Principle 8 – International transfers
Personal data should not be transferred outside the EU unless the country it is being transferred to can ensure adequate protection of the data in order to maintain the rights and freedoms of data subjects and their personal data.
The eighth data protection principle requires the controller to inform the individual of their intent to transfer their data overseas and to ensure the country it is being transferred to can adequately protect the data under their own laws.
Comparing these guiding principles with the DPA 2018’s
Now that the Data Protection Act 1998 has been replaced by the Data Protection Act 2018, a comparison can be made between the two Acts.

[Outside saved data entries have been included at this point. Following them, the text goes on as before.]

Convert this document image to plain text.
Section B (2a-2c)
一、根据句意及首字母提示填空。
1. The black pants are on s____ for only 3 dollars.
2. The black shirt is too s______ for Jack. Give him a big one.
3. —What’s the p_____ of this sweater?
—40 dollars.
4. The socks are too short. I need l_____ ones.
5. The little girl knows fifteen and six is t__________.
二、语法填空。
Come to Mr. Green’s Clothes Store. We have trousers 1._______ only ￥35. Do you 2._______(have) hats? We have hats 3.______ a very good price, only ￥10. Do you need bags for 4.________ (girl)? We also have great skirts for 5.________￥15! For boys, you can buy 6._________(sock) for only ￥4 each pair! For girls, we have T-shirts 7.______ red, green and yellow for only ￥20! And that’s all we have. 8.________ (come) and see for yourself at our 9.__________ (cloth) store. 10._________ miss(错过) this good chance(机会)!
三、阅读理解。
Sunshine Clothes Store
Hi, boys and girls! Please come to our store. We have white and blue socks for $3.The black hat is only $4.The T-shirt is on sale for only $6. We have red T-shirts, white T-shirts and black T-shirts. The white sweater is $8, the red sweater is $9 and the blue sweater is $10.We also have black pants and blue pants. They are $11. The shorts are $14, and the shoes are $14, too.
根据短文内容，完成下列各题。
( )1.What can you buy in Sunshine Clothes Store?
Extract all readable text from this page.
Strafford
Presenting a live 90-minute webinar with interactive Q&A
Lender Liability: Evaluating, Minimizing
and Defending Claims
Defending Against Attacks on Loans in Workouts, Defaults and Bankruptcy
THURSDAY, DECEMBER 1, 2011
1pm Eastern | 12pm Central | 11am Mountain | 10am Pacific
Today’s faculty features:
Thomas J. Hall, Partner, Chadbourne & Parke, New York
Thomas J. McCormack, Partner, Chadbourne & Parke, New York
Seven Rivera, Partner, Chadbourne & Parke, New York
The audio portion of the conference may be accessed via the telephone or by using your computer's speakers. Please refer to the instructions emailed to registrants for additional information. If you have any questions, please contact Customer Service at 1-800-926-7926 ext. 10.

The new principles are as follows:
- Lawfulness, fairness and transparency
- Purpose limitation
- Data minimisation
- Accuracy
- Storage limitation
- Integrity and confidentiality (security)
- Accountability
There’s seven principles now, with ‘international transfers’ and ‘security’ being covered separately in legislation. A new accountability principle features here, making it the legal obligation of the organisation to comply with the other principles – and being able to prove this compliance through the creation of documented policies that must be produced on demand. This is one of the biggest differences between the two Acts.
As you can see, the principles are markedly similar to those of the Data Protection Act 1998, although the legislation behind them is very different and individuals rights around the processing of their data being enhanced. Perhaps the biggest difference is the Information Commissioner’s Office (ICO) now has the power to fine both the controller and processor. Under the DPA 1998, they only had powers to pursue the controller for infringement.
So there we have it, a summary of the 8 guiding principles of the now defunct Data Protection Act 1998. Many of the Act’s nuances live on in the Data Protection Act 2018, but any data protection policy based on the DPA 1998 will need updating to be compliant with the GDPR. Organisations who don’t do this now risk the effects of non-compliance, whether that be the loss of business if unable to produce appropriate policies, or action from the ICO.